Kevin A. Sabet, an anti-marijuana activist and serves as president of Smart Approaches to Marijuana, doesn’t think there will be any changes at the federal level any time soon. That’s because he doesn’t believe either of the major political parties are especially driven to take on the issue. Sabet added most Americans don’t want to see a large-scale commercialized marijuana industry because of fears that it might too closely resemble Big Tobacco.
That said, Sabet feels a national pot industry will eventually exist, but he questions how that will impact the American public, health-wise.
Legalization advocates like Marijuana Majority Chairman Tom Angell believe a change in federal pot laws could come as soon as four years from now, after the 2016 election. Angell thinks more national candidates will pay special attention to “the cannabis constituency” just as they do now with issues like marriage equality.
The move toward legalization in some states poses questions for employers, and as a result, USA Mobile Drug Testing has been been fielding a lot of questions from concerned employers.

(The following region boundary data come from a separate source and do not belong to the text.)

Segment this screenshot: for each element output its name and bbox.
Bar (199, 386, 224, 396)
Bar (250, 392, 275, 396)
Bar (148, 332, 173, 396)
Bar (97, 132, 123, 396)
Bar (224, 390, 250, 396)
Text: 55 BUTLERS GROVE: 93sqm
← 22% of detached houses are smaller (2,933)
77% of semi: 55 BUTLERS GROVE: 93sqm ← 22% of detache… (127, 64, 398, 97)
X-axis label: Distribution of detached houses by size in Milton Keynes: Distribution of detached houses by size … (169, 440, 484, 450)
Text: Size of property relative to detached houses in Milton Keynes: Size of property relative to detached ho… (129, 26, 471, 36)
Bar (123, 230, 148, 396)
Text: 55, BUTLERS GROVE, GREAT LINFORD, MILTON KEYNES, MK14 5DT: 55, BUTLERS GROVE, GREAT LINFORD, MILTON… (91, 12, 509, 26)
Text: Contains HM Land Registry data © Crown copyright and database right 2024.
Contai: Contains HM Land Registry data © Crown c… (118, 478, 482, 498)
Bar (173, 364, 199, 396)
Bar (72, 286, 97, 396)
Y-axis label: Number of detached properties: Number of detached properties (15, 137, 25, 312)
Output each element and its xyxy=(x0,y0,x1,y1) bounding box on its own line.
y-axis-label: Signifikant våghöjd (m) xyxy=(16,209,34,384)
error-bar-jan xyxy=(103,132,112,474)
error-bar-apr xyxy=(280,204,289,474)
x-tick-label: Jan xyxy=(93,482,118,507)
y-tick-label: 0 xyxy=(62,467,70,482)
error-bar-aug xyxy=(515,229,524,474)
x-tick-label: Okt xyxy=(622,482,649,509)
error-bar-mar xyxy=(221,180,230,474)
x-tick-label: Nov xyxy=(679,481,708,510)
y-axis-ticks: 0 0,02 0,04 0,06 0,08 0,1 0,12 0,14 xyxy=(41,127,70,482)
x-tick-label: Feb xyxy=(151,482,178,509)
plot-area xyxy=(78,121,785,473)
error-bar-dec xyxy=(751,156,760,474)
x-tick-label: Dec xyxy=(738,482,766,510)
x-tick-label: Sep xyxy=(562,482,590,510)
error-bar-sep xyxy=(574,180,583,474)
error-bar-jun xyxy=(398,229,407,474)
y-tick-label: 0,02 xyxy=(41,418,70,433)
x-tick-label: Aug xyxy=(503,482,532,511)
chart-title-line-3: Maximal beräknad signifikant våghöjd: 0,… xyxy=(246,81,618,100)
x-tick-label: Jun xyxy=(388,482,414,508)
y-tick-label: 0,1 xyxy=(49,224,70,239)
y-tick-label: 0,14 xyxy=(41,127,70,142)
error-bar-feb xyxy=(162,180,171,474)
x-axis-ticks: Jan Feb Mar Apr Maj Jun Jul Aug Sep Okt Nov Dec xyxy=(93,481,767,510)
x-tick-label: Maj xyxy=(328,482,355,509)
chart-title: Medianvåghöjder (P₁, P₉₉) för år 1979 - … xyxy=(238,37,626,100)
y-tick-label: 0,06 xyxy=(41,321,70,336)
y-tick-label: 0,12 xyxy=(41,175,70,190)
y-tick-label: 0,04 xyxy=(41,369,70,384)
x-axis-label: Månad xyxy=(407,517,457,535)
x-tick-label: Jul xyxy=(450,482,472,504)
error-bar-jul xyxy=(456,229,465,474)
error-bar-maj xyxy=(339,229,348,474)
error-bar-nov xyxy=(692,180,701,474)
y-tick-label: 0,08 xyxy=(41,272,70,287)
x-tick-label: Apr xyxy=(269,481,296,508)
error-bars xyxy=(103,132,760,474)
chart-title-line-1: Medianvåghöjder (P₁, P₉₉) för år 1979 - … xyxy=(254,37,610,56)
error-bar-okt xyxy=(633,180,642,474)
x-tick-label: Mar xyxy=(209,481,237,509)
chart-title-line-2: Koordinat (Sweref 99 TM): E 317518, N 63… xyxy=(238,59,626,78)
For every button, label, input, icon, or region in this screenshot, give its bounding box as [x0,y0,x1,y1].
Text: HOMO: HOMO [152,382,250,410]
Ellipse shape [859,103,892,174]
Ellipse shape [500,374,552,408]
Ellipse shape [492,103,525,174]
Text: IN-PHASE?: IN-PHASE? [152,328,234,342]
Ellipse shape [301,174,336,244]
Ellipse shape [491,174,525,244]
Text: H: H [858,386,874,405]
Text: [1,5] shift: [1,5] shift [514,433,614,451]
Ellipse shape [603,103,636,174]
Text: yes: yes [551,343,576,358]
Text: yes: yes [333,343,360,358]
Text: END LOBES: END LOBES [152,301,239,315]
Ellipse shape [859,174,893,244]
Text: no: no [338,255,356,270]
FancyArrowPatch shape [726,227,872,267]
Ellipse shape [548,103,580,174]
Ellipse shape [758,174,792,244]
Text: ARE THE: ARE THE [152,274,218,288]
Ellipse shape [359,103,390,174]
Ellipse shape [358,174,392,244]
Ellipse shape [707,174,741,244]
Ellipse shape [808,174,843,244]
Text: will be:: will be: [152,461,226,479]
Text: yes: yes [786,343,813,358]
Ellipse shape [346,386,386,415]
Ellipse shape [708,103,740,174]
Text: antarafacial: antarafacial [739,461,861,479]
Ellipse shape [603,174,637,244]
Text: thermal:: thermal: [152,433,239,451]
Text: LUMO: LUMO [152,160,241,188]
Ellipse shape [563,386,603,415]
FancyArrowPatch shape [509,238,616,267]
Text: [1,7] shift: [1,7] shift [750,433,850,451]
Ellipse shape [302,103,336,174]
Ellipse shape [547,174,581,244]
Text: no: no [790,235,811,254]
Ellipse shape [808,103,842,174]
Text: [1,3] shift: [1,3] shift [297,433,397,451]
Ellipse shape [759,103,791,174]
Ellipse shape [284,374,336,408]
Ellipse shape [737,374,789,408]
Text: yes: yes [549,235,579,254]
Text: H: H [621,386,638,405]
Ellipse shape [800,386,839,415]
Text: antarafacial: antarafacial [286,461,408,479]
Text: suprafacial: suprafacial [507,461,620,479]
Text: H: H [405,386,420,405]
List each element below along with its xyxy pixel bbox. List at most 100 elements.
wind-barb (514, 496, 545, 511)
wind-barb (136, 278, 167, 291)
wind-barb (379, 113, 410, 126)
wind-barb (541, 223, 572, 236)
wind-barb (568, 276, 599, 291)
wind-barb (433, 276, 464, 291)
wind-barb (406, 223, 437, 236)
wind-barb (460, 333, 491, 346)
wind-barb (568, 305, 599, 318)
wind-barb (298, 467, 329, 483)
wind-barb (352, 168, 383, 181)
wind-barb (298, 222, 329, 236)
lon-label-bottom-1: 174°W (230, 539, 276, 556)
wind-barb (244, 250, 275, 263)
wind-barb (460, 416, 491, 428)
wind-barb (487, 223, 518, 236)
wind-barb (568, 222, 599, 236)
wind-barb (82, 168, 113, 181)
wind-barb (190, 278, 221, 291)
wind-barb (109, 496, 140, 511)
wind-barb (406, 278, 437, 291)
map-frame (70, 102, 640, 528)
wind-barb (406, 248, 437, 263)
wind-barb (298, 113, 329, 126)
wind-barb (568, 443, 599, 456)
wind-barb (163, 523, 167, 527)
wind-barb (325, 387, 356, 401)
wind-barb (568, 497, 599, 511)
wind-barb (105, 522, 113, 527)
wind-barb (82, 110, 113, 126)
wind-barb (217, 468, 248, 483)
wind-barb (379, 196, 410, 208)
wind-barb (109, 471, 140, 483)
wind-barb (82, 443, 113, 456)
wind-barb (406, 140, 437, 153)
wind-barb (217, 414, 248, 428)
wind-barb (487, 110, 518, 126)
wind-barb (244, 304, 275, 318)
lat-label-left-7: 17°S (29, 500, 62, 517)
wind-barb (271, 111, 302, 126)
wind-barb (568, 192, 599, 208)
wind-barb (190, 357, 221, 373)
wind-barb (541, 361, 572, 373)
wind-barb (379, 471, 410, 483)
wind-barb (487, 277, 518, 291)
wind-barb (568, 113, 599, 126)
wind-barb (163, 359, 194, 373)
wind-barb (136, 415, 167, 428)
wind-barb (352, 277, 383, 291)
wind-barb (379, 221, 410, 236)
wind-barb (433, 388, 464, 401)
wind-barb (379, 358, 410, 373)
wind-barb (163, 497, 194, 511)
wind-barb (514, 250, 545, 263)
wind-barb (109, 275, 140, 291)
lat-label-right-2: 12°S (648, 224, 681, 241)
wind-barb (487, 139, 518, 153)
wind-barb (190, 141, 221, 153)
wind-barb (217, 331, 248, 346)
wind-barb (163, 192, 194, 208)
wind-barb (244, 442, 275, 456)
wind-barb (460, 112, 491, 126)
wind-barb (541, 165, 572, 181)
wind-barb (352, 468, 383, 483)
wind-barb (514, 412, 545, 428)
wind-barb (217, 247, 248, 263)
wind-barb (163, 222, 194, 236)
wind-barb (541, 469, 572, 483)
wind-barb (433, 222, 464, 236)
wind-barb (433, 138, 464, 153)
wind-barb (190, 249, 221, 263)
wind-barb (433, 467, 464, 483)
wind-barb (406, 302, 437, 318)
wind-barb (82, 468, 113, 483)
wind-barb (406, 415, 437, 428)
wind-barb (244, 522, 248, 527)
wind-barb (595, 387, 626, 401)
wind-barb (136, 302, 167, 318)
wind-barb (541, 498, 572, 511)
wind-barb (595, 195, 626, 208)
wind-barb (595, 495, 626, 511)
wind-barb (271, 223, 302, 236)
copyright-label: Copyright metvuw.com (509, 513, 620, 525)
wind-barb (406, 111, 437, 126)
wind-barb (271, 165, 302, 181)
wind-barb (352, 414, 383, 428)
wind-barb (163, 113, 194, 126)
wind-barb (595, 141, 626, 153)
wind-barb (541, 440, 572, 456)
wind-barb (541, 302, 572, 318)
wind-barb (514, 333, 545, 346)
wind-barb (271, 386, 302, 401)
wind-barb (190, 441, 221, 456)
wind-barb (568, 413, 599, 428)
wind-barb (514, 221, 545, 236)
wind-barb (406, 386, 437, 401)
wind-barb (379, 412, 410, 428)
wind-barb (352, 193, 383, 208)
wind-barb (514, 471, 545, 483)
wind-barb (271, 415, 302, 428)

USA Mobile Drug Testing CEO David Bell said these legalization laws will have no bearing on an employers right to decide what is acceptable for their place of business, even if that includes activities in which employees may engage while off duty. When it comes to medical marijuana, Bell said most states extend exemptions to companies who choose to make any workplace marijuana use off-limits.
Employers who suspect an employee might be using drugs cannot test that employee unless the company has a program in place allowing for such testing, and Bell said all employees must be made aware of the program.
At the end of the day, Bell said employers must stress to employees that testing is not an indication of mistrust, and that it is merely a way to create a productive and safe workplace for all employees.